Diamond Coatings offer ITO coatings in an extensive range of thicknesses and sheet resistances. The question is, what is ITO sheet resistance and why does it matter? Here’s everything you need to know…

What is Sheet Resistance?

Expressed not in ohms (Ω) like a material’s resistivity but in ohms per square (ohms/sq. or Ω/sq.), sheet resistance is defined as the measurement of thin, nominally uniform (thickness) films’ resistance. Commonly used to characterise the uniformity (a factor of importance in terms of quality assurance) of a semi-conductive or conductive coating/material, it:

  • Can be measured either indirectly by use of non-contact eddy current system testing devices or directly via four terminal/probe sensing.
  • Does not vary under film contact scaling (unlike resistivity), which basically means that the actual resistance of a sheet/film with a sheet resistance of, for example, 30 Ω/sq. is, irrespective of the sheet’s size, 30 Ω.

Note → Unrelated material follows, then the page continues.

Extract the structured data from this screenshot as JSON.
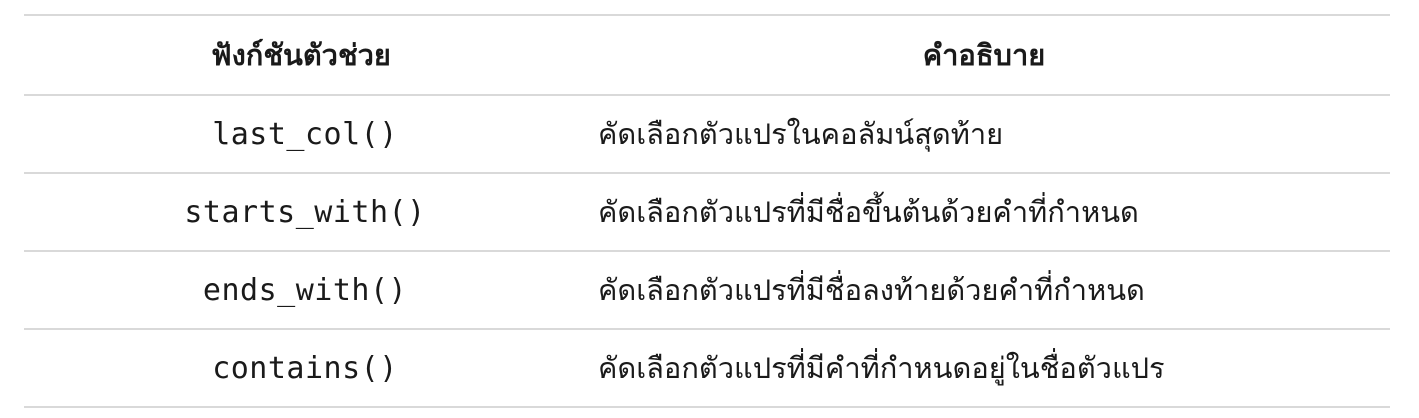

The latter allows sheet resistance to be used to compare devices’ electrical properties even if their sizes differ significantly.

So, why does ITO Sheet Resistance Matter?

Highly conductive and optically clear, ITO coatings are vacuum deposited onto diverse glass, and plastic substrates (i.e. polycarbonate, PEN/PET films, acrylic) for a multitude of commercial, industrial and R&D applications like, for instance:

  • Touch screens/panels
  • Thin film photovoltaics
  • Solar cells
  • Smart windows
  • Shielding (EMI, RFI, ESD)
  • Polymer-based electronics
  • Plasma displays
  • Liquid crystal displays
  • Heater windows
  • Glass doors (i.e. supermarket freezers)
  • Flat-panel displays
  • Electroluminescent lamps
  • Architectural windows (conversation of energy)
  • Antistatic coatings and more

These applications obviously all require different conductivity levels and the greater the sheet resistance of an ITO coating is, the lower its conductivity will be (and vice versa) – which is, of course, why ITO sheet resistance matters.

The sheet resistance of ITO coatings varies with the coatings’ thickness – the greater the thickness, the lower the resulting sheet resistance – we therefore produce these coatings in varying thicknesses to cater for diverse applications’ different conductivity requirements,

What About Transparency?

Different thickness/resistances do have an impact on the transmission in the visible, but this effect is generally inconsequential. It should, however, be noted that within the range of near-infra red wavelengths, increasing thickness can result in a significant drop in transmission rates.